Bills’ defensive end Jerry Hughes ready for ‘drool-knocker’ against Pats


“If this is my last chance to be Buffalo Bill, I want to come out on top.”

Buffalo Bills defensive end Jerry Hughes walks down the sidelines before a game. Gary McCullough/AP Photos

ORCHARD PARK, NY (AP) — If this is the end of the line for Jerry Hughes’ career, the Buffalo Bills defense is ready for the playoffs.

Whether it’s the rival New England Patriots for the third time in seven weeks or the prospect of playing in potentially freezing temperatures Saturday night, the 12th-year veteran is eager to face both.

“Spend some time outside, take off your pants, put on shorts and enjoy that weather, really embrace it,” said Hughes of preparing for what could be the coldest game in Bills history.

As for the patriots, there is more than enough bad blood among the divisional enemies to bolster him.

“It’s just going to be an old-fashioned drool-beater,” Hughes said, at a time when his future in Buffalo is uncertain as he completes the final year of his contract. He would like to return, but that is out of his control and out of his focus.

More importantly, Buffalo is getting a chance to make up for unfinished business a year after its deepest playoff run in 27 years ended with a loss to Kansas City in the AFC championship game.

“If this is my last chance to be Buffalo Bill, I want to be the best,” said Hughes.

Leave it to the only player left on Buffalo’s roster from the era of the late Hall of Fame owner Ralph Wilson, making his fourth playoff appearance in five years, to set the stage for a rubber game after the teams had split their season series.

Buffalo briefly relinquished first place in the AFC East after being embarrassed at home in a 14-10 loss to New England on December 6. Three weeks later, the Bills responded with a 33-21 win over New England as part of a four-game winning streak to capture their second consecutive division title.

Fittingly, the Patriots stand in the way, an opponent who essentially owned Buffalo by winning 35 out of 40 encounters from 2000 to 2019, but losing three of the past four.

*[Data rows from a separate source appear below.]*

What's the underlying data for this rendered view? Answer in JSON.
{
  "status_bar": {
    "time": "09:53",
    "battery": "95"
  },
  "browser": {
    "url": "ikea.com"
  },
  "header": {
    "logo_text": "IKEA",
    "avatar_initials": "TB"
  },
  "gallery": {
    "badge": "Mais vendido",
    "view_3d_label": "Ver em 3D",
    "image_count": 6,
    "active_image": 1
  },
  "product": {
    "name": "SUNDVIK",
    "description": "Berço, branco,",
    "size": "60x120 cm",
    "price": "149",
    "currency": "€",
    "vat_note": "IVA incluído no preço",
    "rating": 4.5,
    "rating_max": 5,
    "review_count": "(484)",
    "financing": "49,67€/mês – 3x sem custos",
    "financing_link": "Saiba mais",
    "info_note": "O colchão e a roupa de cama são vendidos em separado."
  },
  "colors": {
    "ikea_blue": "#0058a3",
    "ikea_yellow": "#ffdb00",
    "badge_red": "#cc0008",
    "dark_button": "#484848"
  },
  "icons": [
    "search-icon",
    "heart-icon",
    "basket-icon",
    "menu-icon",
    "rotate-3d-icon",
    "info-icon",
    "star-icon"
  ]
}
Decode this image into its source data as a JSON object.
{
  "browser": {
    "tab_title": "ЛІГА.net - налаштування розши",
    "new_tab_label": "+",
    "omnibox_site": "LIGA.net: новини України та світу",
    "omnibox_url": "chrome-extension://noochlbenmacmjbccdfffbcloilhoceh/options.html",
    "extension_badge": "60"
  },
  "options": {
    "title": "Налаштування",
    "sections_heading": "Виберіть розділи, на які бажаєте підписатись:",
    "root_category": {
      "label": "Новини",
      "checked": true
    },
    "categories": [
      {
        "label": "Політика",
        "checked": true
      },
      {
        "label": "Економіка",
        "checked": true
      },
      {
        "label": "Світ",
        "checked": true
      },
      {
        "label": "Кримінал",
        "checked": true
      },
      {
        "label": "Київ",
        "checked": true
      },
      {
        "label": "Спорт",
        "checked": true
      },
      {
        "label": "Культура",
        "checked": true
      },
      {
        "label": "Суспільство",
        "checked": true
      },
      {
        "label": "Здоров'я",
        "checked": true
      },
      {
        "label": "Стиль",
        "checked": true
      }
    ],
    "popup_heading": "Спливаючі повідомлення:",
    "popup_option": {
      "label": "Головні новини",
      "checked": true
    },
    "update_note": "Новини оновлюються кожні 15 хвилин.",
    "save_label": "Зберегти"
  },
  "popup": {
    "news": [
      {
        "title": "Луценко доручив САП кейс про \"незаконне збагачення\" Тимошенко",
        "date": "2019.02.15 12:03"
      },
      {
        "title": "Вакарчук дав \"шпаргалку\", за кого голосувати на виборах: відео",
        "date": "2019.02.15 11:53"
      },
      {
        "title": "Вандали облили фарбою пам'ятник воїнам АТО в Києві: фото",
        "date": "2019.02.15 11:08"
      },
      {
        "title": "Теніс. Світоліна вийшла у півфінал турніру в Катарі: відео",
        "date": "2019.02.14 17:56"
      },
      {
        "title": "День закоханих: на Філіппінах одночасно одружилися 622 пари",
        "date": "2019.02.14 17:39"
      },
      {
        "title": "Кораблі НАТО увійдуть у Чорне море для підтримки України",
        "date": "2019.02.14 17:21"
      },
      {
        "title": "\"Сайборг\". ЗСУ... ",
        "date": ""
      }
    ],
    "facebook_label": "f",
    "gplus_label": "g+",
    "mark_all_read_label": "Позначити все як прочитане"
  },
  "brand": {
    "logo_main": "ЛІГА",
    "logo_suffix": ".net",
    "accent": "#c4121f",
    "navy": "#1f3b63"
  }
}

“I felt like we would probably see them again,” said Bills Safety Jordan Poyer.

While Buffalo (11-6) has become the team to beat in the AFC East, the Patriots (10-7) have undergone a rapid transition after Tom Brady left two years ago.

After missing the playoffs last season for just the fourth time since the arrival of coach Bill Belichick in 2000, the revamped Patriots relied on versatile running offense and solid defense to pressure rookie quarterback Mac Jones.

It’s how the Patriots faltered by losing three out of four and being outdone in those defeats by a combined 93-62 that is cause for concern.

Don’t worry, said linebacker Matt Judon.

“All we wanted was a ticket to the dance,” Judon said. “We have. We are in the playoffs. And now we have to make it happen.”

It helps that the Patriots know they can win in Buffalo’s wintry conditions after Jones attempted just three passes and saw New England’s running charge go 222 yards in the face of 30 mph gusts.

“I don’t think we lack confidence,” Belichick said. “We do enough good things to be competitive. We just have to be more consistent.”


New England’s inability to stop Buffalo in third place in the second encounter was a big step toward the Bills’ victory. Buffalo went 6 of 12 and converted the third downs into three of his first four drives to build a 17-7 lead.

“When they get third, you’re literally on it all day,” Belichick said.


After hosting two playoff games a year ago with approximately 7,000 fans in attendance due to COVID-19 restrictions, the Bills are looking forward to what should be nearly a full house for the first postseason since the Hall of Famer final. Jim Kelly game, a 30-27 loss to Jacksonville in a 1996 wildcard playoff.

“First of all, it’s a huge sense of pride to see a fan base supporting you in that,” centers Mitch Morse of fans showing up in the worst weather. “And then you also question the drunkenness level of some of those people.”


The Patriots may have a decision to make on the offensive line if starting left tackle Isaiah Wynn (hip, ankle) is unavailable.

Wynn allowed nine sacks in 16 games this season, but his greatest value was in the run game, where he was able to use his 6-foot-2, 310-pound frame to determine the lead.

The Patriots used it to their advantage in the first two games against Buffalo, combining for 371 rushing yards and four touchdowns.

If Wynn is unavailable, an option is to move the right tackle Trent Brown to the left and deploy Mike Onwenu on the right tackle.


After losing his first three encounters with New England, Buffalo’s Josh Allen has won three out of four. His three wins over the Pats are more than any Bills QB since Doug Flutie held a 4-2 record during his three seasons at Buffalo from 1998-2000.

“Winners, in my opinion, are a team statistic,” Allen said. “Obviously we’ve had a pretty good team over the last few years and guys who are doing the right things, and that mostly has to do with wins.”